A the Fedora programme is a test bed for then next releases of RHEL then I think that RHEL4 will be pretty rock solid from day one.
Lastly, I have tried a lot of other distros (Mandrake, SUSE, Knoppix etc) and FC3 just seems to find all the H/W that I have (3 home built systems, 2 laptops) better than the others. But that is just MHO
I like the way the topic says ‘with screenshots’ yet I could only find the one….
HP 2.8Ghz P4 + 512mb + 40gb HD 7200 rpm
FC3 – open a terminal = 5 SECONDS!!!!!
you must be joking
All other menus = churn churn – flop down the screen.
Reinstalled xfld – whew – all back to normal.

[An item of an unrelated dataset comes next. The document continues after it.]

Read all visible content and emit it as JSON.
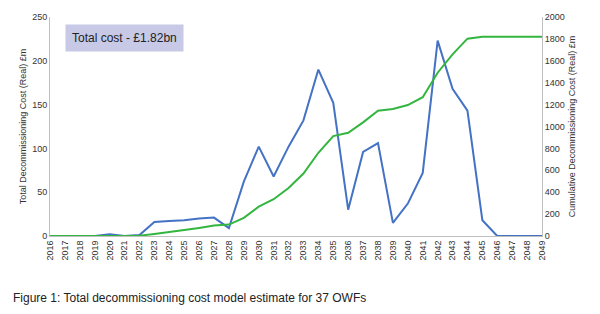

Sometimes people don’t like Ubuntu because it does not support KDE yet, but that will change soon, though I prefer GNOME. ๐
Given the state of KDE in Fedora, you can hardly say they support it either. They have some more or less broken rpms, but if you want KDE to work like its developrs intended, you will have to compile it from the sources. E.g. they they have left out useful tools like kuser, one of the few tools that makes it simple to admin Linux, samba, and e-mail user in an LDAP directory, and Gnome in Fedora offer no substitute.
You can do an install or upgrade in any modern Fedora / Red Hat or similar distro without needing to burn/ obtain any CDs.
Create an installer boot floppy or if upgrading without a floppy, copy the installer initrd & kernel into GRUB’s boot directory and tell GRUB to boot them.
When the installer begins type “linux askmethod” instead of just “linux”, it will now ask where to find the install media (e.g. NFS, FTP or HTTP) and it works fine with raw ISOs, it will loopback mount them automatically.
I haven’t used CDs since Fedora Core 1, in fact some machines no longer even have optical drives. No need.
[quote]Given the state of KDE in Fedora, you can hardly say they support it either. They have some more or less broken rpms, but if you want KDE to work like its developrs intended, you will have to compile it from the sources.[/quote]
try this:
http://kde-redhat.sourceforge.net/
After reading the previous posts, I wonder why Fedora trips up on things like KDE, considering the fact that it’s based on RedHat (one of the oldest distros around).